1.3. Deduplication#
1.3.1. Purpose#
Data deduplication is a technique that enables the elimination of repeating or redundant data. QuasarDB offers first-class support for dealing with duplicate data as part of the insertion process.
Our support for deduplication aims to solve the following problems:
Rogue processes sending repeating data: by automatically dropping duplicate data upon insertion, the impact of these processes are minimal and no data is modified on disk;
Auditability: deduplication ensures that once data is written, it is never modified, which is often a requirement for audit and compliance;
Referential transparency: upstream processes can retry any number of times (for example in case of partial failure), and the result remains the same.
1.3.2. Implementation#
QuasarDB natively supports deduplication as part of the batch writer
API, and provides various modes as described in the table below:
Mode |
Effects |
---|---|
Disabled |
No deduplication is performed |
Full |
New records will be dropped if (and only if) all values of a row match data already found in the table |
Column-wise |
New records will be dropped if (and only if) a certain set of columns’ values match data already found in the table. |
Often, from a business perspective, there are invariants that can be enforced using deduplication. For example, if you know a single measurement will ever be recorded per instrument_id
for a unique timestamp.
1.3.2.1. Example#
Below is an example on how to use each of the deduplication modes with the Python Pandas API:
import quasardb
import quasardb.pandas as qdbpd
import pandas as pd
def _create_dataframe():
data = [[pd.to_datetime('2017-01-01'), 10, "1.0"], [pd.to_datetime('2017-01-04'), 11, "1.1"]]
columns = ["$timestamp", "instrument_id", "version"]
df = pd.DataFrame(data, columns=columns)
return df.set_index('$timestamp').reindex()
df = _create_dataframe()
# Acquire connection to the cluster and a reference to the table we want to
# insert into
conn = quasardb.Cluster("qdb://127.0.0.1:2836")
table = conn.table("measurements")
# Disable deduplication (the default) by explicitly setting deduplicate to False, create table if it doesn't exist
qdbpd.write_dataframe(df, conn, table, deduplicate=False, create=True)
# Full deduplication by setting deduplicate to True
qdbpd.write_dataframe(df, conn, table, deduplicate=True)
# Column-wise deduplication by providing a list of columns to use for deduplication.
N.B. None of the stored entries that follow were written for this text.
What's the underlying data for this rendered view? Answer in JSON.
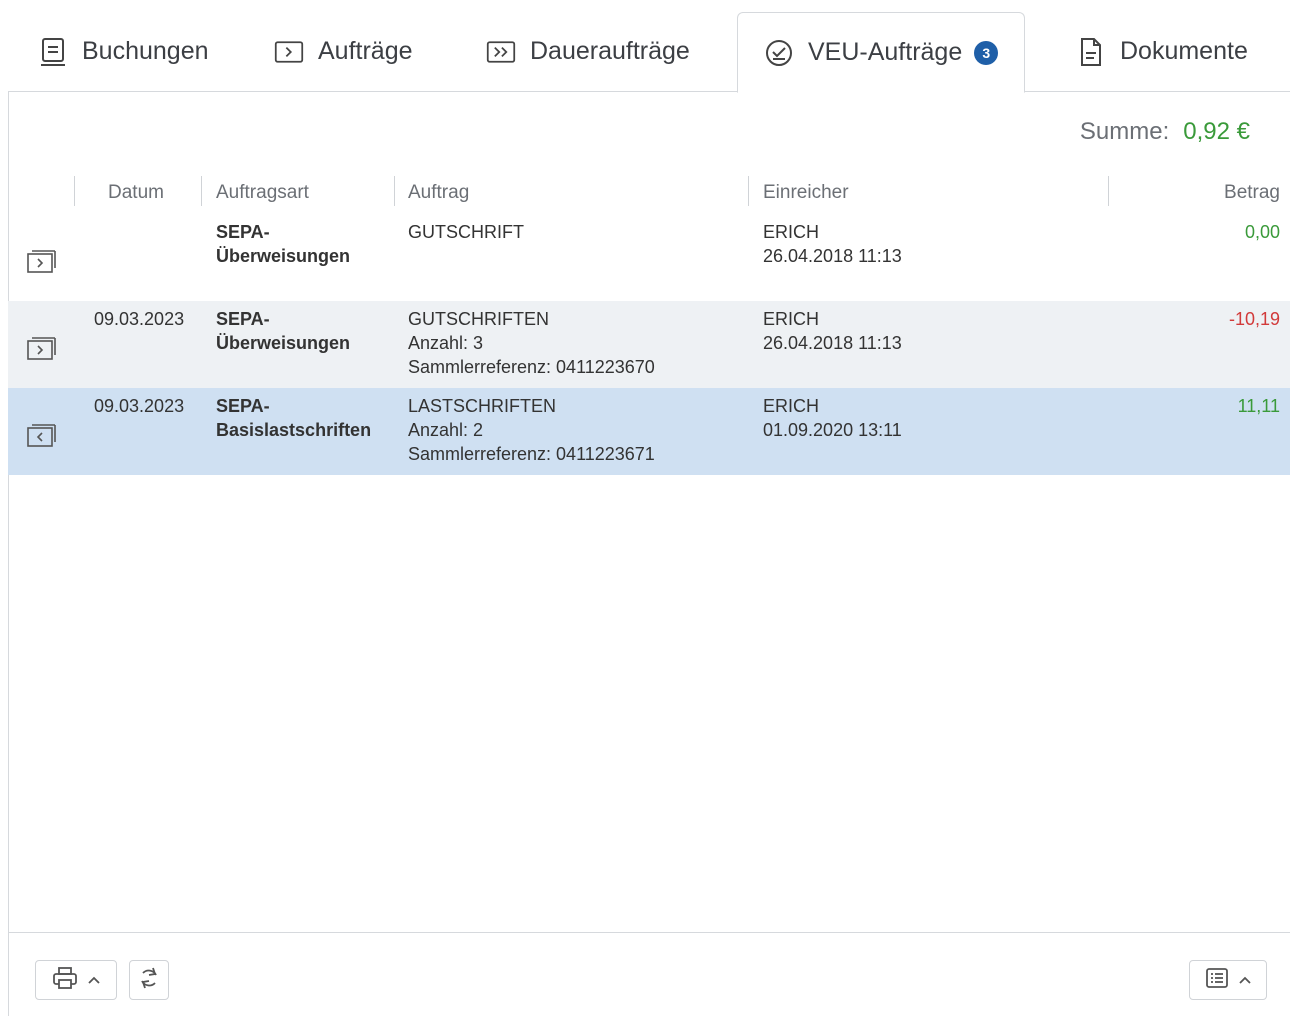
{
  "tabs": [
    {
      "label": "Buchungen",
      "icon": "ledger-icon",
      "active": false
    },
    {
      "label": "Aufträge",
      "icon": "order-icon",
      "active": false
    },
    {
      "label": "Daueraufträge",
      "icon": "standing-order-icon",
      "active": false
    },
    {
      "label": "VEU-Aufträge",
      "icon": "check-circle-icon",
      "active": true,
      "badge": "3"
    },
    {
      "label": "Dokumente",
      "icon": "document-icon",
      "active": false
    }
  ],
  "summary": {
    "label": "Summe:",
    "value": "0,92 €"
  },
  "columns": {
    "datum": "Datum",
    "auftragsart": "Auftragsart",
    "auftrag": "Auftrag",
    "einreicher": "Einreicher",
    "betrag": "Betrag"
  },
  "rows": [
    {
      "icon": "outgoing-transfer-icon",
      "datum": "",
      "auftragsart": [
        "SEPA-",
        "Überweisungen"
      ],
      "auftrag": [
        "GUTSCHRIFT"
      ],
      "einreicher": [
        "ERICH",
        "26.04.2018 11:13"
      ],
      "betrag": "0,00",
      "sign": "pos"
    },
    {
      "icon": "outgoing-transfer-icon",
      "datum": "09.03.2023",
      "auftragsart": [
        "SEPA-",
        "Überweisungen"
      ],
      "auftrag": [
        "GUTSCHRIFTEN",
        "Anzahl: 3",
        "Sammlerreferenz: 0411223670"
      ],
      "einreicher": [
        "ERICH",
        "26.04.2018 11:13"
      ],
      "betrag": "-10,19",
      "sign": "neg"
    },
    {
      "icon": "incoming-debit-icon",
      "datum": "09.03.2023",
      "auftragsart": [
        "SEPA-",
        "Basislastschriften"
      ],
      "auftrag": [
        "LASTSCHRIFTEN",
        "Anzahl: 2",
        "Sammlerreferenz: 0411223671"
      ],
      "einreicher": [
        "ERICH",
        "01.09.2020 13:11"
      ],
      "betrag": "11,11",
      "sign": "pos",
      "selected": true
    }
  ],
  "footer": {
    "print_icon": "printer-icon",
    "refresh_icon": "refresh-icon",
    "view_icon": "list-view-icon"
  },
  "colors": {
    "accent": "#1f5fa8",
    "positive": "#3a9a3a",
    "negative": "#d23a3a",
    "selected_row": "#cfe0f2"
  }
}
# In this example, we deduplicate based on the timestamp, instrument_id and version:
qdbpd.write_dataframe(df, conn, table, deduplicate=['$timestamp', 'instrument_id', 'version'])
1.3.3. Alternatives#
There are various alternative techniques to deduplication which, although related, are different in their use case and logic.
1.3.3.1. Versioning#
Versioning is a technique of keeping track of multiple versions of the same row: rather than deduplicating or updating a record, one inserts a new version of the same row into the table. This enables keeping track of how a record or measurement evolves over time, while retaining the ability to efficiently query the latest version and/or reconstruct the state of the database at a certain point in time.
The notable differences between deduplication are:
New data is always inserted, rather than dropped;
Determining which data to process is done upon query time, rather than insertion time.
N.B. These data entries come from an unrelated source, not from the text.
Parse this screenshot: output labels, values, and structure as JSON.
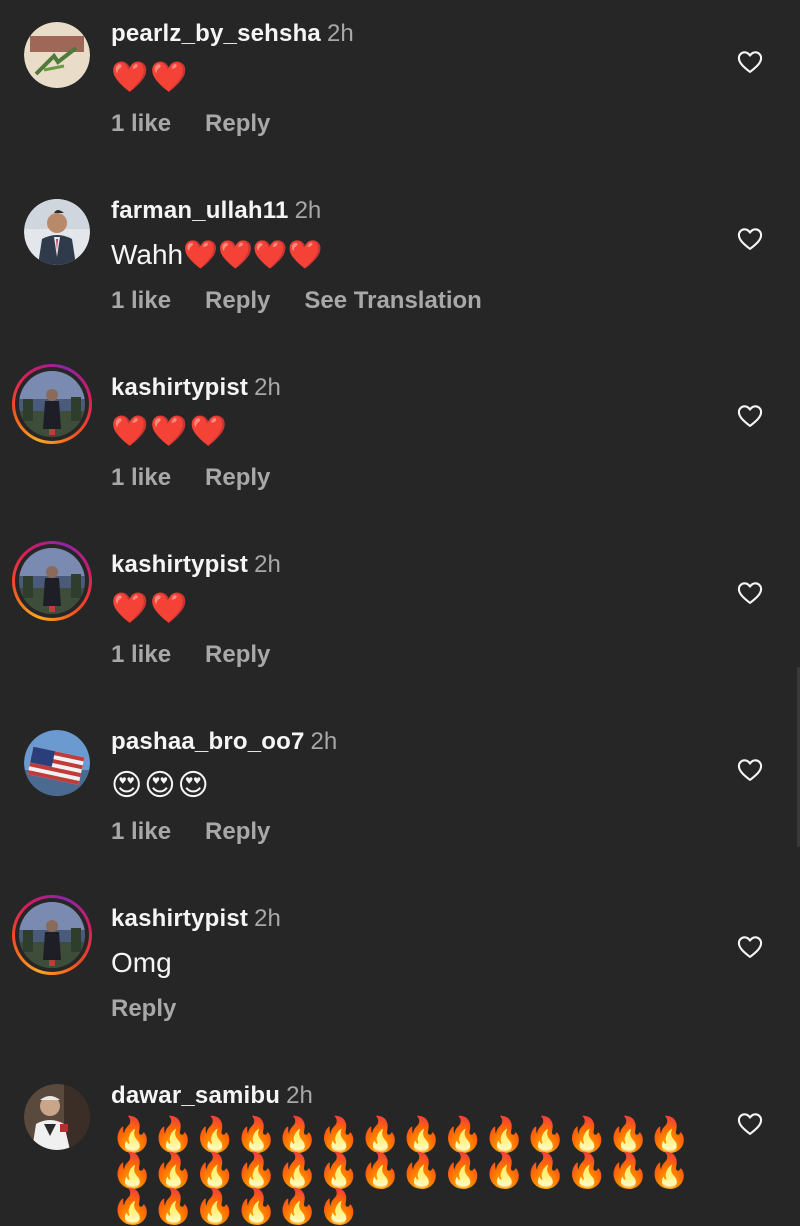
{
  "comments": [
    {
      "username": "pearlz_by_sehsha",
      "time": "2h",
      "text": "❤️❤️",
      "likes": "1 like",
      "reply": "Reply",
      "translate": ""
    },
    {
      "username": "farman_ullah11",
      "time": "2h",
      "text": "Wahh❤️❤️❤️❤️",
      "likes": "1 like",
      "reply": "Reply",
      "translate": "See Translation"
    },
    {
      "username": "kashirtypist",
      "time": "2h",
      "text": "❤️❤️❤️",
      "likes": "1 like",
      "reply": "Reply",
      "translate": ""
    },
    {
      "username": "kashirtypist",
      "time": "2h",
      "text": "❤️❤️",
      "likes": "1 like",
      "reply": "Reply",
      "translate": ""
    },
    {
      "username": "pashaa_bro_oo7",
      "time": "2h",
      "text": "😍😍😍",
      "likes": "1 like",
      "reply": "Reply",
      "translate": ""
    },
    {
      "username": "kashirtypist",
      "time": "2h",
      "text": "Omg",
      "likes": "",
      "reply": "Reply",
      "translate": ""
    },
    {
      "username": "dawar_samibu",
      "time": "2h",
      "text": "🔥🔥🔥🔥🔥🔥🔥🔥🔥🔥🔥🔥🔥🔥🔥🔥🔥🔥🔥🔥🔥🔥🔥🔥🔥🔥🔥🔥🔥🔥🔥🔥🔥🔥",
      "likes": "",
      "reply": "",
      "translate": ""
    }
  ],
  "icons": {
    "like": "heart-outline-icon"
  },
  "colors": {
    "background": "#262626",
    "primary_text": "#f5f5f5",
    "secondary_text": "#a8a8a8",
    "story_ring_start": "#f9a825",
    "story_ring_end": "#d81b60"
  }
}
QuasarDB supports versioning using the RESTRICT TO
query statement. See the howto on forecasting for a real-world example on how this works with QuasarDB.
1.3.3.2. Insert truncation#
Truncated inserts enable truncating an entire range of data and replacing it with new data in a single transactional process.
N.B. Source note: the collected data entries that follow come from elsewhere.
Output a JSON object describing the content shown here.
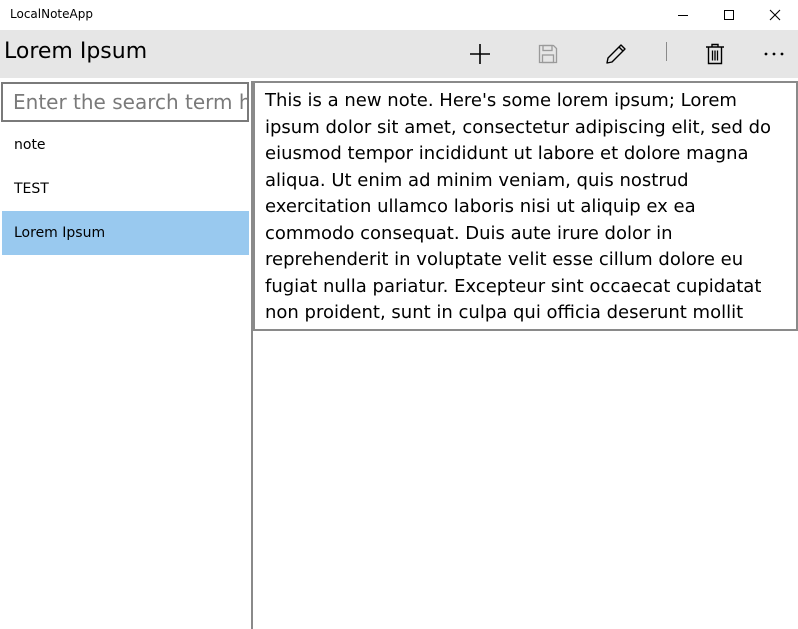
{
  "window": {
    "title": "LocalNoteApp"
  },
  "commandbar": {
    "page_title": "Lorem Ipsum",
    "buttons": [
      {
        "name": "add",
        "icon": "plus-icon"
      },
      {
        "name": "save",
        "icon": "save-icon",
        "enabled": false
      },
      {
        "name": "edit",
        "icon": "pencil-icon"
      },
      {
        "name": "delete",
        "icon": "trash-icon"
      },
      {
        "name": "more",
        "icon": "more-icon"
      }
    ]
  },
  "search": {
    "placeholder": "Enter the search term here",
    "value": ""
  },
  "notes": [
    {
      "title": "note",
      "selected": false
    },
    {
      "title": "TEST",
      "selected": false
    },
    {
      "title": "Lorem Ipsum",
      "selected": true
    }
  ],
  "editor": {
    "content": "This is a new note. Here's some lorem ipsum; Lorem ipsum dolor sit amet, consectetur adipiscing elit, sed do eiusmod tempor incididunt ut labore et dolore magna aliqua. Ut enim ad minim veniam, quis nostrud exercitation ullamco laboris nisi ut aliquip ex ea commodo consequat. Duis aute irure dolor in reprehenderit in voluptate velit esse cillum dolore eu fugiat nulla pariatur. Excepteur sint occaecat cupidatat non proident, sunt in culpa qui officia deserunt mollit anim id est laborum."
  },
  "colors": {
    "selection": "#99c9ef",
    "commandbar_bg": "#e6e6e6",
    "border": "#8a8a8a"
  }
}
This is most commonly seen in data warehouses and ETL processes, where you want to (re-)load data into a table, without having any old/overlapping data in there.
Although very similar, there are differences:
Rather than comparing data on a row-by-row basis as is done with deduplication, truncation always removes all old data;
New data is always written, never dropped;
Although it does provide referential transparency, it does not protect against rogue processes and does not provide auditability.
1.3.3.3. Upsert#
Upsert is a common technique to tell a database to “insert or update” a record, and (often) works in conjuction with a primary key.
Upon invocation, the database first attempts to insert the record. If a primary key conflict is dedected, the database updates the record to reflect the provided content. Upserts are most commonly used in relational databases and/or used by ORMs where all you want is to make sure a certain record is persisted into a database, even if this means implicitly updating a previous version.
Although similar, it is very different from deduplication: for every invocation of an upsert, the record is modified. This has the following implications:
Every invocation always writes new data, and as such does not protect against rogue processes putting a lot of pressure on the database by repeatedly inserting data with the same key;
Auditability: because data is implicitly updated in-place, the old version is lost and no way to reconstruct the state of the database at a certain point in time.